My kid can play without me and that's ok.

Another temptation that I often gave in to, even when I was not the coach, was instructing my kids while they played. I used to think it was appropriate to stand on the touch line and yell: "Pass the ball to Sara!" and "Shoot the ball to the left!" I can still remember being told by a more enlightened soccer mom to get away from the goal and stop coaching my son Willie when he was a 5 year old keeper. My actual ignorant retort: "Lady, get off my back. I am helping here!"

I now know better. First, I read in an article that most children cannot properly play the game and, at the same time, follow a coach's directions. By the time they hear me, process what I said, and then act on it, the opportunity to act is lost. My instructions were actually hurting them on the field! Besides, if they depend on me to instruct them while they are playing, how will they learn to make decisions on their own when they can't hear me.

Another article also had me thinking. Did I stand behind my daughter, Dominique while she worked on a coloring book and scream at her: "In the lines, 'Nique! You must color in the lines!! Use Green! Use Green for the grass! No, 'Nique, not blue! Green!" Of course I didn't. (Okay, I admit I did that with Madeleine, my oldest child, but I was much younger then.) Why should soccer be any different?

Then, after refereeing a few games, I realized how inane my own screaming had been. In the middle of the field, my voice was being drowned out by other parents who feel duty-bound to scream too. Julie's dad is yelling: "Shoot, shoot." I am yelling: "Pass, pass." You are yelling: "Stop her, stop her." It all becomes confusing, stressful noise in the middle of the field. While I am not yet an advocate of "Silent Saturdays," I now certainly see the point of sitting back and letting my kids play without my "help."

So I am slowly learning that AYSO soccer should be about the kids, not about me nor the other adults. It should be about playing a game, not performing for parents and coaches. Get the kids away from TV and the Internet, so they can interact with friends and have FUN. It is not life and death out there. Relax and enjoy the game.
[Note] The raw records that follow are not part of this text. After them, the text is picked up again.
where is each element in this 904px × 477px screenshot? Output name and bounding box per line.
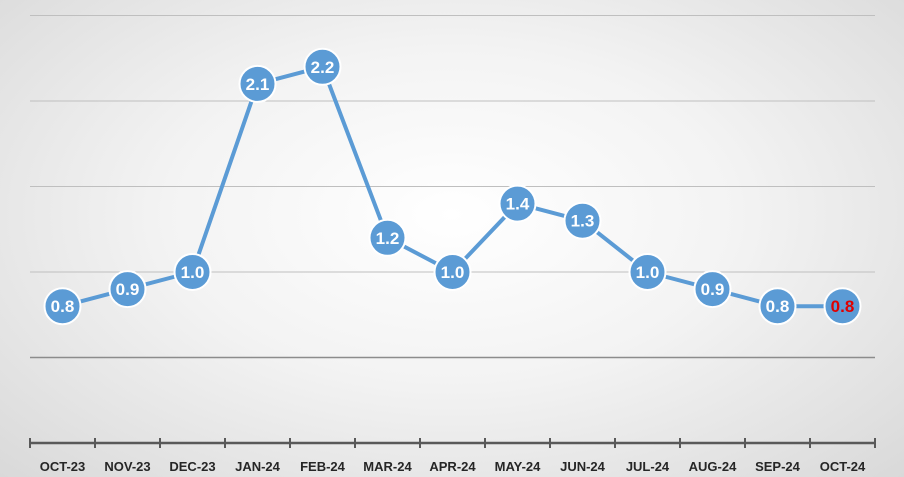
data-label: 0.8 — [766, 297, 790, 316]
x-tick-label: APR-24 — [429, 459, 476, 474]
data-label: 2.2 — [311, 58, 335, 77]
x-tick-label: AUG-24 — [689, 459, 737, 474]
data-point — [758, 287, 797, 326]
data-label: 1.0 — [636, 263, 660, 282]
x-tick-label: MAR-24 — [363, 459, 412, 474]
data-markers: 0.8 0.9 1.0 2.1 2.2 1.2 1.0 1.4 1.3 1.0 0.9 0.8 0.8 — [43, 47, 862, 326]
data-label: 0.9 — [701, 280, 725, 299]
data-point — [303, 47, 342, 86]
data-label: 0.9 — [116, 280, 140, 299]
data-label: 0.8 — [51, 297, 75, 316]
x-tick-label: SEP-24 — [755, 459, 801, 474]
x-tick-label: OCT-24 — [820, 459, 866, 474]
data-point — [108, 270, 147, 309]
data-point — [43, 287, 82, 326]
data-label: 1.4 — [506, 195, 530, 214]
data-label: 2.1 — [246, 75, 270, 94]
x-tick-label: OCT-23 — [40, 459, 86, 474]
data-point — [498, 184, 537, 223]
data-point — [823, 287, 862, 326]
data-label: 1.3 — [571, 212, 595, 231]
data-point — [433, 253, 472, 291]
data-label: 1.2 — [376, 229, 400, 248]
data-point — [173, 253, 212, 291]
x-tick-label: MAY-24 — [495, 459, 542, 474]
x-tick-label: JAN-24 — [235, 459, 281, 474]
data-point — [693, 270, 732, 309]
x-tick-label: JUL-24 — [626, 459, 670, 474]
data-point — [628, 253, 667, 291]
data-point — [563, 201, 602, 240]
data-point — [238, 64, 277, 103]
x-tick-label: DEC-23 — [169, 459, 215, 474]
x-tick-label: FEB-24 — [300, 459, 346, 474]
x-axis: OCT-23 NOV-23 DEC-23 JAN-24 FEB-24 MAR-24 APR-… — [29, 438, 876, 474]
gridlines — [30, 15, 875, 359]
x-tick-label: NOV-23 — [104, 459, 150, 474]
data-label: 1.0 — [181, 263, 205, 282]
x-tick-label: JUN-24 — [560, 459, 606, 474]
data-point — [368, 218, 407, 257]
data-label: 0.8 — [831, 297, 855, 316]
data-label: 1.0 — [441, 263, 465, 282]
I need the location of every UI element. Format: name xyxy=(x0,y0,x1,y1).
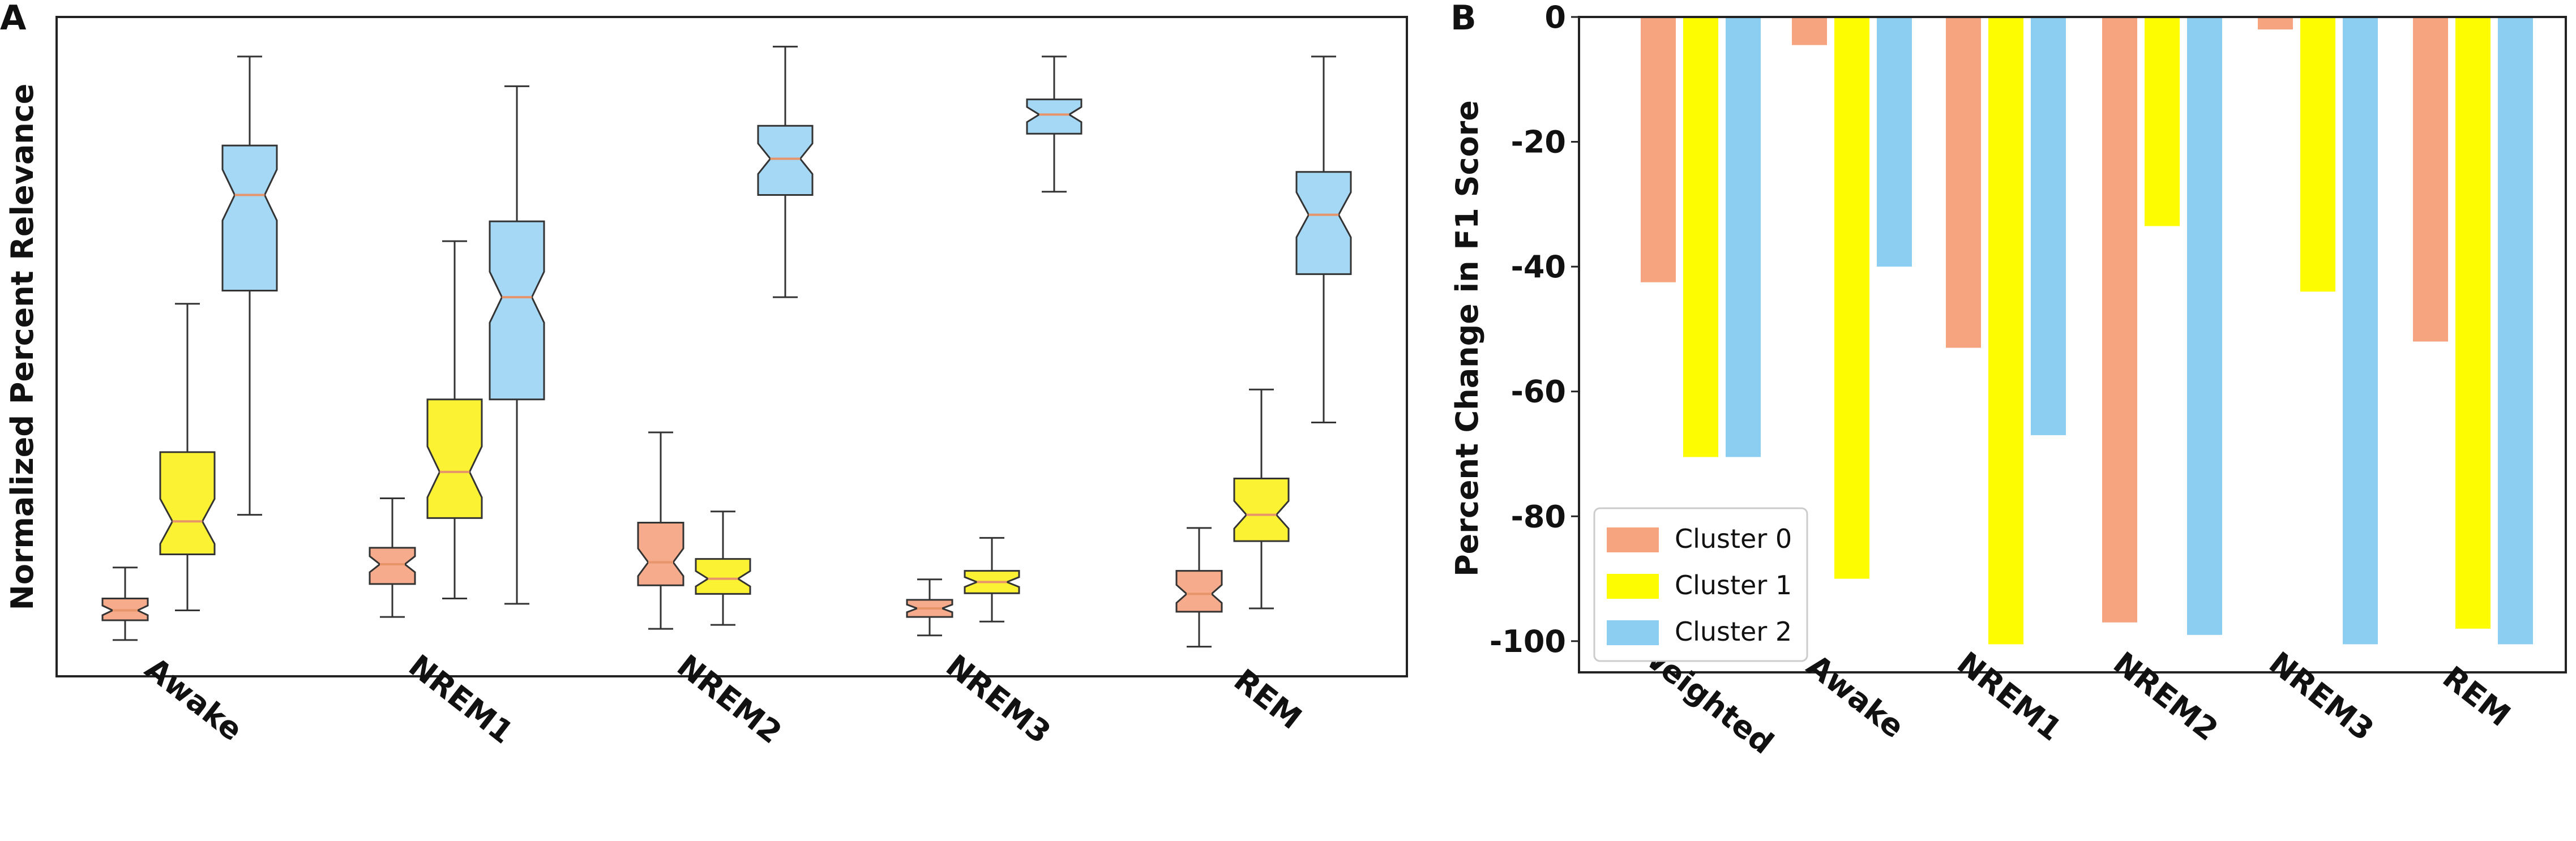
y-tick-label: -80 xyxy=(1510,499,1566,534)
x-tick-label: REM xyxy=(2436,659,2517,733)
panel-b-bars xyxy=(1641,17,2533,645)
y-tick-label: -60 xyxy=(1510,374,1566,410)
box xyxy=(1175,570,1223,613)
x-tick-label: NREM2 xyxy=(2107,645,2224,748)
bar xyxy=(2413,17,2448,342)
x-tick-label: NREM2 xyxy=(670,647,788,750)
box xyxy=(1295,171,1352,275)
bar xyxy=(1988,17,2023,645)
y-tick-label: 0 xyxy=(1544,0,1566,35)
x-tick-label: NREM1 xyxy=(1950,645,2068,748)
bar xyxy=(2455,17,2491,629)
x-tick-label: NREM3 xyxy=(939,647,1057,750)
x-tick-label: NREM1 xyxy=(402,647,520,750)
bar xyxy=(2258,17,2293,30)
box xyxy=(221,144,278,291)
y-tick-label: -20 xyxy=(1510,125,1566,160)
bar xyxy=(1683,17,1718,457)
box xyxy=(1233,478,1290,542)
legend-swatch xyxy=(1607,574,1659,599)
y-tick-label: -40 xyxy=(1510,249,1566,285)
legend-swatch xyxy=(1607,527,1659,552)
legend-label: Cluster 2 xyxy=(1675,616,1792,647)
box xyxy=(489,220,545,401)
x-tick-label: Awake xyxy=(139,650,250,748)
x-tick-label: Awake xyxy=(1800,647,1911,745)
bar xyxy=(2145,17,2180,226)
x-tick-label: REM xyxy=(1227,662,1308,736)
panel-a-plot-frame xyxy=(55,16,1408,677)
bar xyxy=(1792,17,1827,45)
bar xyxy=(1946,17,1981,348)
box xyxy=(637,522,684,586)
bar xyxy=(2187,17,2222,635)
legend-label: Cluster 1 xyxy=(1675,570,1792,600)
legend-swatch xyxy=(1607,620,1659,645)
bar xyxy=(2031,17,2066,435)
bar xyxy=(1641,17,1676,282)
box xyxy=(426,398,483,519)
panel-a-x-tick-labels: Awake NREM1 NREM2 NREM3 REM xyxy=(139,647,1308,750)
panel-b-plot-frame xyxy=(1578,16,2567,673)
box xyxy=(757,125,814,196)
bar xyxy=(1834,17,1869,579)
box xyxy=(695,558,751,595)
panel-label-a: A xyxy=(0,0,27,38)
y-tick-label: -100 xyxy=(1490,624,1566,659)
x-tick-label: NREM3 xyxy=(2262,645,2380,748)
panel-a-y-axis-label: Normalized Percent Relevance xyxy=(5,84,40,611)
bar xyxy=(2102,17,2137,623)
panel-b-y-ticks: 0 -20 -40 -60 -80 -100 xyxy=(1490,0,1579,659)
bar xyxy=(1877,17,1912,267)
panel-a-boxplots xyxy=(101,45,1352,648)
panel-b-y-axis-label: Percent Change in F1 Score xyxy=(1449,100,1485,577)
bar xyxy=(2300,17,2335,292)
bar xyxy=(2498,17,2533,645)
legend-label: Cluster 0 xyxy=(1675,524,1792,554)
bar xyxy=(2343,17,2378,645)
box xyxy=(159,451,216,555)
bar xyxy=(1726,17,1761,457)
legend: Cluster 0 Cluster 1 Cluster 2 xyxy=(1593,507,1808,662)
box xyxy=(1026,98,1082,135)
panel-label-b: B xyxy=(1450,0,1477,38)
box xyxy=(369,547,416,585)
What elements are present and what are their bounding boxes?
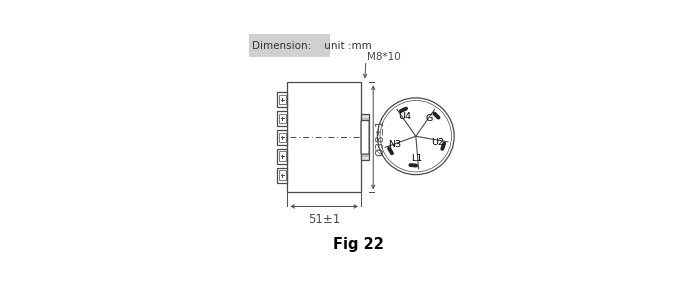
Text: L1: L1 <box>411 154 422 163</box>
Bar <box>288 82 361 192</box>
Bar <box>277 149 288 164</box>
FancyBboxPatch shape <box>361 121 369 154</box>
Bar <box>279 170 286 180</box>
Bar <box>277 130 288 145</box>
Text: M8*10: M8*10 <box>368 52 401 62</box>
Text: G: G <box>426 114 433 123</box>
Text: Ø38±1: Ø38±1 <box>376 119 386 156</box>
Bar <box>361 114 370 160</box>
Text: Fig 22: Fig 22 <box>333 237 384 253</box>
Text: 51±1: 51±1 <box>308 213 340 226</box>
FancyBboxPatch shape <box>249 34 330 57</box>
Bar <box>279 95 286 104</box>
Bar <box>279 151 286 161</box>
Text: N3: N3 <box>389 140 402 149</box>
Bar <box>277 168 288 183</box>
Bar <box>277 111 288 126</box>
Text: U2: U2 <box>430 137 444 146</box>
Bar <box>279 133 286 142</box>
Text: Dimension:    unit :mm: Dimension: unit :mm <box>252 41 372 51</box>
Text: U4: U4 <box>398 113 411 121</box>
Bar <box>279 114 286 123</box>
Bar <box>277 92 288 107</box>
Now at my kids' games, you can usually find me in my folding chair, under an umbrella, teasing the coaches and other parents for screaming like maniacs at their kids. I try, not yet always successfully, to limit my comments to after-the-fact praising of the kids on both teams "Nice shot." "Beautiful pass." And every once in a while I will add, in a loud voice: "Follow the ball!" While it adds to the noise on the touch lines, sometimes my own child will hear me and reward me with a wonderful smile. It's moments like that when I now truly love this game.